LOS LOROS DISFRAZADOS (LEYENDA ECUATORIANA)
Los ancianos de una tribu de Ecuador relatan como dos
hermanos se salvaron de morir ahogados durante un gran diluvio.
En una gran montaña de Ecuador, cuando las lluvias causan
inundaciones, su cima se eleva hacia el cielo y parece una isla que nunca se
sumerge. A esta montaña fue a la que subieron los dos hermanos, cuando el gran
diluvio desbordó ríos y mares. Estos niños se llamaban Chonta y Pila.
Cuando se dieron cuenta que el mar empezaba a cubrir la
tierra, Chonta cogió la mano de Pila y corrieron hacia la cumbre, que los salvó
de ahogarse. La montaña temblaba y los niños tuvieron que agarrarse a las
raíces y las rocas para no salir rodando hasta los barrancos.
Cuando pasó la lluvia, los niños se asomaron a mirar los
valles y vieron que estaba todo cubierto de agua. No podían bajar hasta lo que
había sido su cabaña, emprendieron la marcha y encontraron una cueva que les
serviría de refugio. Salieron a buscar algo para comer, pero sólo encontraron
hierbas y raíces. Caminaban entre las rocas, levantando las piedras, para
encontrar algún animal, o algo comestible, pero no había nada.
Una tarde, al caer el sol, llegaron a la cueva, desesperados
por la falta de comida. De pronto, la niña vio sobre la piedra donde machacaban
las raíces, un mantel de hojas frescas y encima de ellas, frutas, carnes,
verduras, etc. Después de comerse esos manjares, se pusieron a dormir.
En sueños oyeron gritos y risas de los guacamayos, que
habitan en las oscuras selvas de los valles. A partir de ese día no necesitaron
moverse para encontrar comida, esos misteriosos seres se la llevaban cada día. Nunca
los veían, sólo iban cuando los niños dormían o se alejaban de la cueva.

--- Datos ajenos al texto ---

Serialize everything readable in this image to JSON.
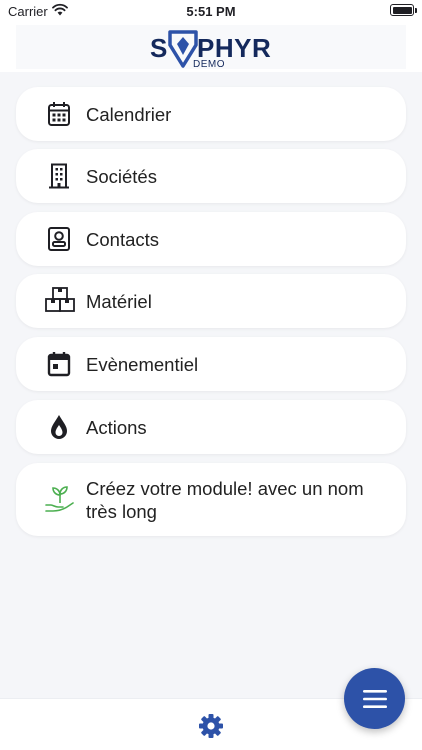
{
  "status_bar": {
    "carrier": "Carrier",
    "time": "5:51 PM"
  },
  "header": {
    "logo_left": "S",
    "logo_right": "PHYR",
    "logo_sub": "DEMO",
    "brand_color": "#14295c",
    "gem_color": "#2d52a8"
  },
  "menu": {
    "items": [
      {
        "label": "Calendrier",
        "icon": "calendar-grid-icon"
      },
      {
        "label": "Sociétés",
        "icon": "building-icon"
      },
      {
        "label": "Contacts",
        "icon": "contact-card-icon"
      },
      {
        "label": "Matériel",
        "icon": "boxes-icon"
      },
      {
        "label": "Evènementiel",
        "icon": "calendar-event-icon"
      },
      {
        "label": "Actions",
        "icon": "drop-icon"
      },
      {
        "label": "Créez votre module! avec un nom très long",
        "icon": "plant-hand-icon",
        "icon_color": "#4caf50"
      }
    ]
  },
  "bottom_bar": {
    "settings_icon": "gear-icon",
    "fab_icon": "hamburger-icon",
    "fab_color": "#2d52a8"
  }
}
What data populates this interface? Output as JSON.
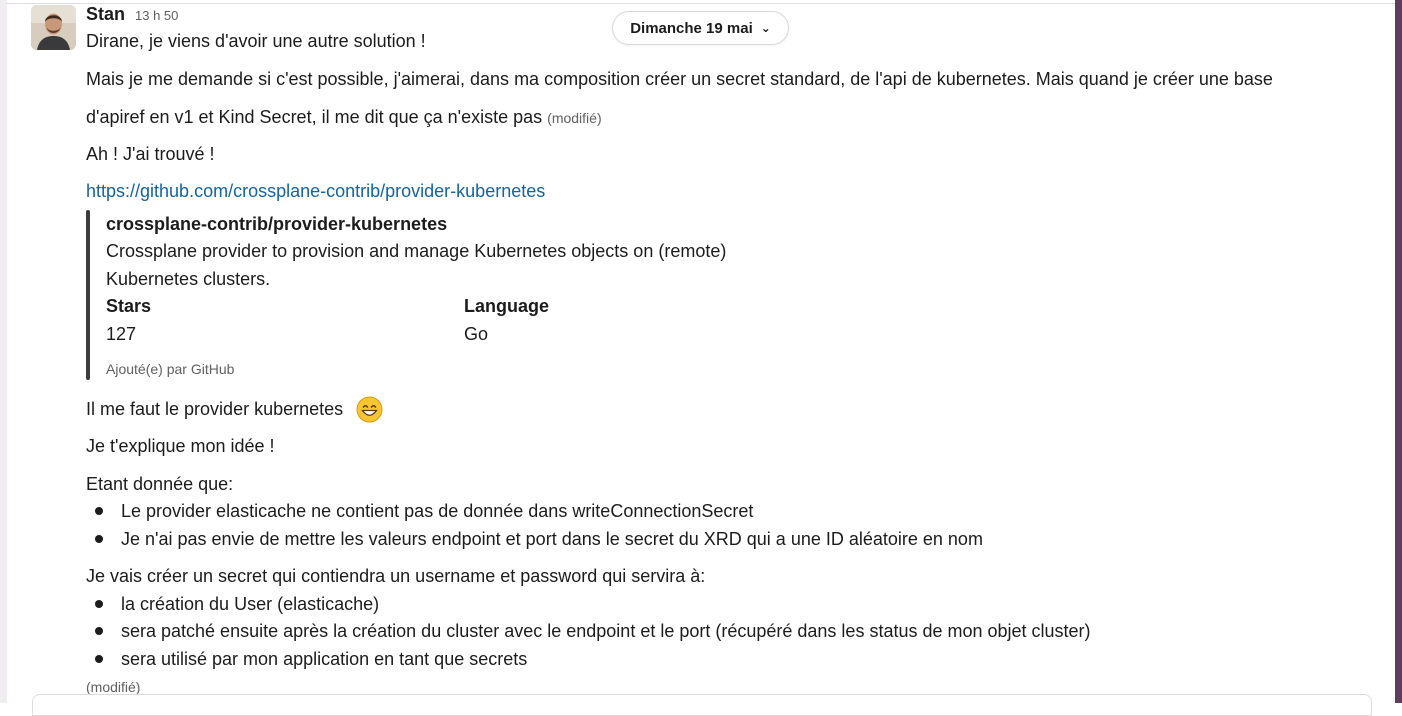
{
  "message": {
    "author": "Stan",
    "time": "13 h 50",
    "date_pill": "Dimanche 19 mai",
    "lines": {
      "l1": "Dirane, je viens d'avoir une autre solution !",
      "l2a": "Mais je me demande si c'est possible, j'aimerai, dans ma composition créer un secret standard, de l'api de kubernetes. Mais quand je créer une base",
      "l2b": "d'apiref en v1 et Kind Secret, il me dit que ça n'existe pas",
      "edited": "(modifié)",
      "l3": "Ah ! J'ai trouvé !",
      "link": "https://github.com/crossplane-contrib/provider-kubernetes",
      "l4": "Il me faut le provider kubernetes",
      "l5": "Je t'explique mon idée !",
      "l6": "Etant donnée que:",
      "l7": "Je vais créer un secret qui contiendra un username et password qui servira à:",
      "final_edited": "(modifié)"
    },
    "bullets_1": [
      "Le provider elasticache ne contient pas de donnée dans writeConnectionSecret",
      "Je n'ai pas envie de mettre les valeurs endpoint et port dans le secret du XRD qui a une ID aléatoire en nom"
    ],
    "bullets_2": [
      "la création du User (elasticache)",
      "sera patché ensuite après la création du cluster avec le endpoint et le port (récupéré dans les status de mon objet cluster)",
      "sera utilisé par mon application en tant que secrets"
    ],
    "unfurl": {
      "title": "crossplane-contrib/provider-kubernetes",
      "desc_1": "Crossplane provider to provision and manage Kubernetes objects on (remote)",
      "desc_2": "Kubernetes clusters.",
      "stars_label": "Stars",
      "stars_value": "127",
      "language_label": "Language",
      "language_value": "Go",
      "footer": "Ajouté(e) par GitHub"
    },
    "emoji_icon": "grinning-face-emoji"
  }
}
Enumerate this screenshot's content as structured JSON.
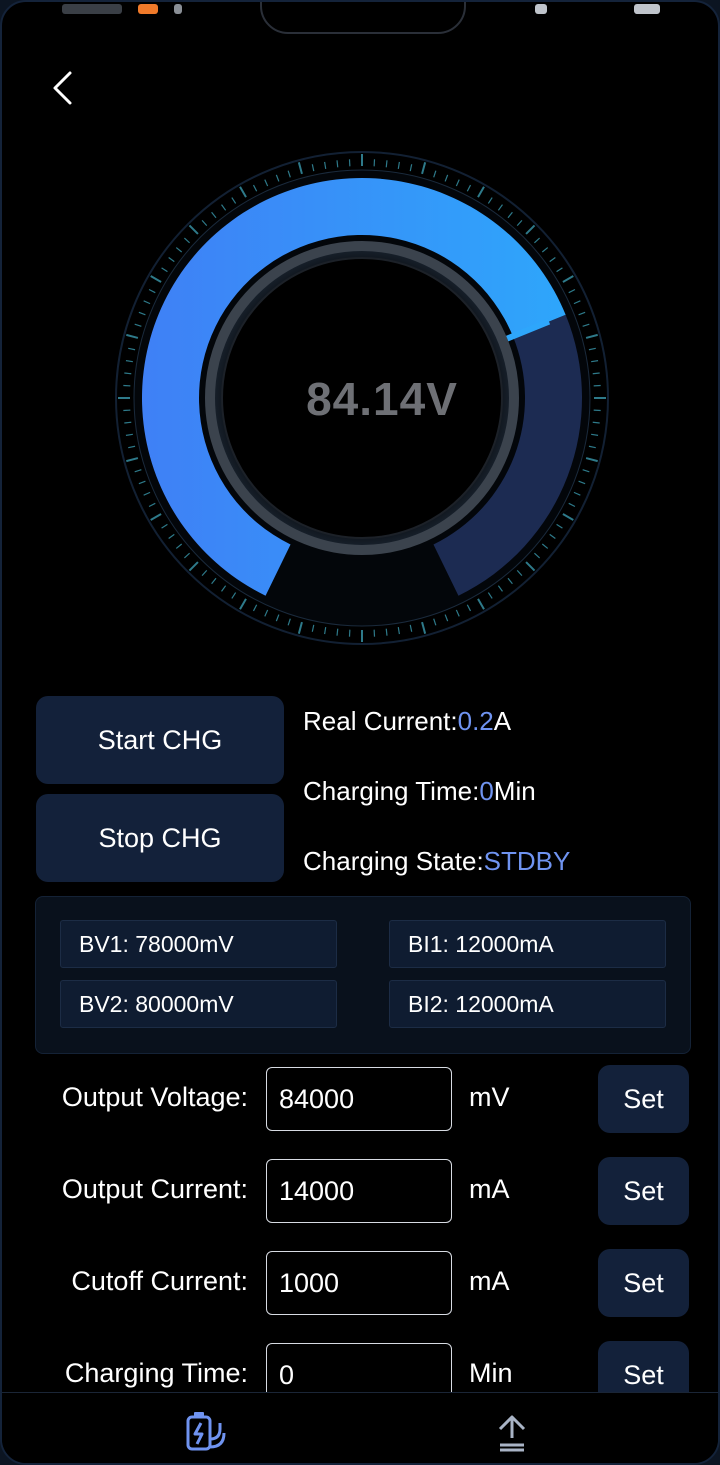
{
  "gauge": {
    "value_text": "84.14V",
    "fill_fraction": 0.72,
    "colors": {
      "start": "#3f80f6",
      "end": "#2ea6fb",
      "remaining": "#1c2b52",
      "ticks": "#2e7a8a"
    }
  },
  "controls": {
    "start_label": "Start CHG",
    "stop_label": "Stop CHG"
  },
  "status": {
    "real_current_label": "Real Current:",
    "real_current_value": "0.2",
    "real_current_unit": "A",
    "charging_time_label": "Charging Time:",
    "charging_time_value": "0",
    "charging_time_unit": "Min",
    "charging_state_label": "Charging State:",
    "charging_state_value": "STDBY"
  },
  "readings": {
    "bv1": "BV1: 78000mV",
    "bi1": "BI1: 12000mA",
    "bv2": "BV2: 80000mV",
    "bi2": "BI2: 12000mA"
  },
  "settings": [
    {
      "label": "Output Voltage:",
      "value": "84000",
      "unit": "mV",
      "button": "Set"
    },
    {
      "label": "Output Current:",
      "value": "14000",
      "unit": "mA",
      "button": "Set"
    },
    {
      "label": "Cutoff Current:",
      "value": "1000",
      "unit": "mA",
      "button": "Set"
    },
    {
      "label": "Charging Time:",
      "value": "0",
      "unit": "Min",
      "button": "Set"
    }
  ],
  "tabs": {
    "charge_icon": "battery-charge-icon",
    "upload_icon": "upload-icon",
    "active_color": "#6f93f0",
    "inactive_color": "#a9b4c6"
  },
  "accent_color": "#6f93f0"
}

Muertos de curiosidad por saber quiénes eran lo que les
proporcionaban la comida, pensaron en esconderse cerca de las rocas para
averiguarlo. Antes del amanecer se escondieron junto a la cueva. Después de
unas horas esperando, el sol empezó a calentar las rocas y a los niños les dio
sueño.
De repente, algo los sobresaltó, eran los gritos y aleteos
de unos enormes guacamayos. Eran unos guacamayos extraños, sus plumas de brillantes
colores no relucían. Enseguida se dieron cuenta de que los loros estaban
vestidos con delantales y gorros de cocineros. A los niños les dio tanta risa
que no pudieron seguir escondidos.
Los loros se enfadaron de sus carcajadas y sus burlas. Tampoco
les gusto ser descubiertos. Con las plumas erizadas y los ojos chispeantes
volaron lejos, llevándose la comida.
Los niños siguieron riendo, pero al darse cuenta de que los
guacamayos no volvían, ni ese día, ni en los días posteriores, se dieron cuenta
entonces de su ingratitud y su falta de educación. Con las últimas fuerzas que
les quedaban, gritaron pidiendo perdón a los guacamayos por haberlos espiado y
por reírse de ellos.
Al día siguiente, los guacamayos regresaron, esta vez no
llevaban sus trajes de cocineros sino que lucían sus bellos plumajes. Los niños
crecieron y engordaron con la excelente alimentación que les proporcionaban sus
nuevos amigos.
Todas las tardes se asomaban a los abismo para comprobar si
el agua bajaba en los valles, así se dieron cuenta que poco a poco se volvían a
formar los ríos, los lagos y los mares, la tierra se secaba y volvían a surgir
las selvas.
Un día, los niños, decidieron regresar al lugar donde había
estado su cabaña. Pensaron en llevarse un guacamayo con ellos. Cuando vinieron
como siempre, con los alimentos, entre los dos apresaron a uno de ellos y le
recortaron las alas para que no pudiera volar. Se lo llevaron con ellos
amarrado de una pata.
Estas aves, nunca abandonan a uno de los suyos, así que toda
la bandada siguió a los muchachos hasta la cabaña. En el valle los loros se
transformaron en seres humanos, en chicos y chicas alegres y bellos.
Pasó el tiempo y los niños, ya adultos, se casaron con un
muchacho y una muchacha de esos seres tan hermosísimos. Según cuenta la
leyenda, este es el origen de una raza indígena ecuatoriana.